The Booty Report

News and Updates for Swashbucklers Everywhere

Arrr, matey! Four jolly tricks for Trump to swab the drug deck and hoist America’s health flag high!

2025-04-07

Arrr! President Trump be shufflin’ the deck on drug policy, savvy? He be callin’ fer a grand PR campaign to swab the decks and sink them scallywag cartels, all while chantin’ “Make America Healthy Again!” Ho ho! A fine treasure hunt fer good health, ye scurvy dogs!

Ahoy, me hearties! Gather 'round as I regale ye with news from the high seas o’ politics! Our cap’n, President Donald Trump, be set to take on the scourge o’ addiction in the land, summonin’ the mighty ONDCP, or as we be callin’ it, the “drug czar,” to lead the charge in makin’ America healthy again!

For too long, this brave office has been tucked away in the shadows, like a scallywag hidin’ from a cannonball! It be time to hoist the sails and put the ONDCP back in the limelight! With close to 100,000 souls perishing each year from overdoses, our captain must rally the crew, gather families, lawmen, and healers to share the tales o’ woe that drugs be bringin’ upon our shores.

Now, let’s whip up a fine message to fend off those pesky drug pirates ensnarin’ our young crew!
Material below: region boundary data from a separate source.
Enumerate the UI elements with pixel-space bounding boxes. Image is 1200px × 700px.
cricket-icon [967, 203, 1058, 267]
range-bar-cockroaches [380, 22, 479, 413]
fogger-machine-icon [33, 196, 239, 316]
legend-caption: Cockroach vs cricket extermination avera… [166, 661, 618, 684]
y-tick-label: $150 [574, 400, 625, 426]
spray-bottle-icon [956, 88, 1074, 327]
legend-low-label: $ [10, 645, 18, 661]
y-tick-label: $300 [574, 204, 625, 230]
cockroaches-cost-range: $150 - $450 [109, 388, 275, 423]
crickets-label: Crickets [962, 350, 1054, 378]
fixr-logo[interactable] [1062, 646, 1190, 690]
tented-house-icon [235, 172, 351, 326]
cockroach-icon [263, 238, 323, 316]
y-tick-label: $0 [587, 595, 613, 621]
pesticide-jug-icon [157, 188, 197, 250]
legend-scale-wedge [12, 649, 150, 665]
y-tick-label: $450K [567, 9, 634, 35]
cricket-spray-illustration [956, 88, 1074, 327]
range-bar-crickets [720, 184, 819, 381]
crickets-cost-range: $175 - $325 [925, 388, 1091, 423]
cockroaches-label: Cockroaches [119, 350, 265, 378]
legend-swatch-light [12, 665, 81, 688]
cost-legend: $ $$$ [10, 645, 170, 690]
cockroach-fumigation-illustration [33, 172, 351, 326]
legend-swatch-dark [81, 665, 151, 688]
Aye, a clever campaign must be launched, teachin’ the wee lads and lasses about the perils of the devil’s concoctions! We need a “drug cabinet,” led by Trump himself, to steer the ship of policy with a firm hand!

As the tides of addiction rise, it be clearer than the Caribbean sea: ye can’t make America healthy with a bounty o’ drugs. So, raise a toast to the ONDCP, for we shall make it great again and drive the scourge from our precious land! Yarrr!